Famille, amis et élus ont inauguré le belvédère Georges-Aimé Landry, samedi.

La mémoire de Georges-Aimé Landry immortalisée

Armande Daigle embrasse la photo de son défunt mari, comme s'ils étaient seuls au monde. Le moment est émouvant. On vient de donner le nom de Georges-Aimé Landry, l'homme qui a partagé sa vie pendant près de 40 ans, au belvédère surplombant la rivière Yamaska Nord, entre le pont Patrick-Hackett et la passerelle Miner.
C'était samedi le «baptême» de la passerelle.
À l'occasion du « baptême » de la passerelle, la Ville de Granby avait invité, samedi, famille et amis du pêcheur, chasseur et taxidermiste bien connu dans la région pour tout l'amour qu'il a donné à la rivière.
Au moment du décès de M. Landry, en décembre 2015, on cherchait le lieu parfait pour honorer sa mémoire, a expliqué le conseiller Jean-Luc Nappert­ en entrevue à La Voix de l'Est. La décision a été entérinée par le conseil municipal le 19 décembre. 
Georges Landry a travaillé fort pour nettoyer les berges avec l'Association des chasseurs et pêcheurs de l'Estrie, dont il a été le président pendant plus de 30 ans. Il a été l'instigateur de la revitalisation de la rivière au centre-ville de Granby en y aménageant une douzaine de fosses pour oxygéner l'eau et permettre à la truite de s'y établir.
« On lui doit beaucoup »
« C'est une immense richesse d'avoir une rivière qui traverse une ville, a lancé le maire Pascal­ Bonin à l'assemblée. Ça fait des endroits magnifiques. Il faut entretenir ces rivières, les protéger. M. Landry­ nous a montré un exemple formidable de la nécessité de revitaliser une rivière, de redonner l'importance à une rivière comme la nôtre. On lui doit beaucoup. »
M. Nappert a lui aussi pris la parole. Ami de M. Landry, il a raconté avec émotion les circonstances­ de leur rencontre. 
« Quand je l'ai connu, c'était avec le comité environnement.

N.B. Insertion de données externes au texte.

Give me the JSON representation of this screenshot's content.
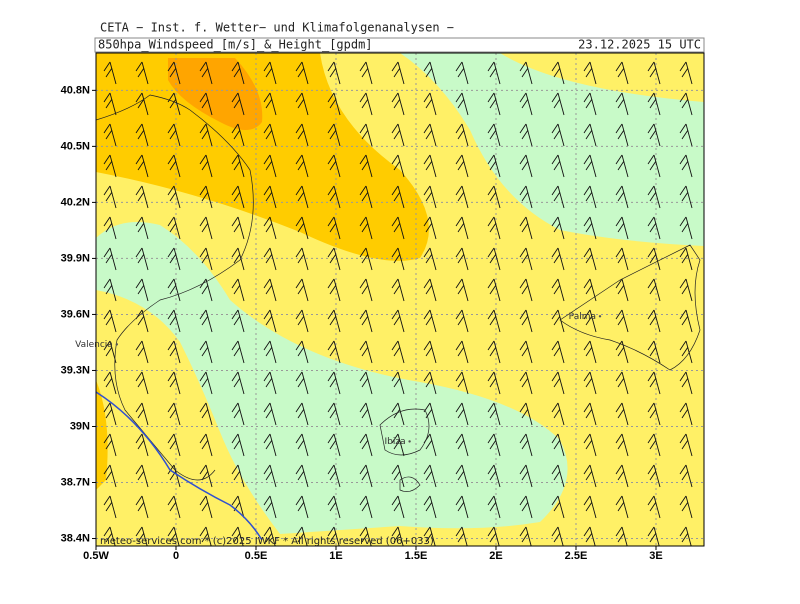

On avait eu l'idée de faire la première Fête de la rivière. Georges est venu à notre table. J'ai apprécié tout de suite sa parlure, ses histoires, ses yeux, son rire, son regard. Moi qui étais prof de géo au Cégep, c'est avec lui que j'ai fait la découverte de ce secteur-là de la rivière. C'est lui qui a fait la fosse 1 juste ici, en bas des chutes. Je suis très fier que ce belvédère porte son nom au lieu du premier barrage, le premier lieu de la construction de la Ville de Granby. C'est là que tout a commencé. Je salue Georges pour avoir nourri la rivière.
Il a ensemencé, il a bâti, il chérissait­ sa rivière. »
Armande Daigle a laissé les amis de Georges Landry prendre la parole publiquement. Elle a cependant accepté de se confier à l'auteure de ces lignes. « C'est vraiment un honneur pour lui, a-t-elle glissé, émue. Il a travaillé beaucoup et je pense qu'il le mérite. »
Elle s'est dite étonnée de voir autant de gens et de conseillers municipaux, sans oublier le maire, présents la cérémonie. Et pourtant, son compagnon était bien connu. « C'est un travaillant. Il a fait beaucoup de bénévolat, surtout sur la rivière - c'était son bébé. C'était un homme qui avait une bonté très grande. Les gens l'aimaient beaucoup. Il était facile d'approche. »
George Landry a perdu la vie un mois après être tombé malade. Il était atteint d'un cancer du rein dont les métastases sont montées au cerveau et l'ont paralysé du côté droit, explique Mme Daigle. M. Landry­ et elle auraient fêté leur 40e anniversaire­ de couple cette année.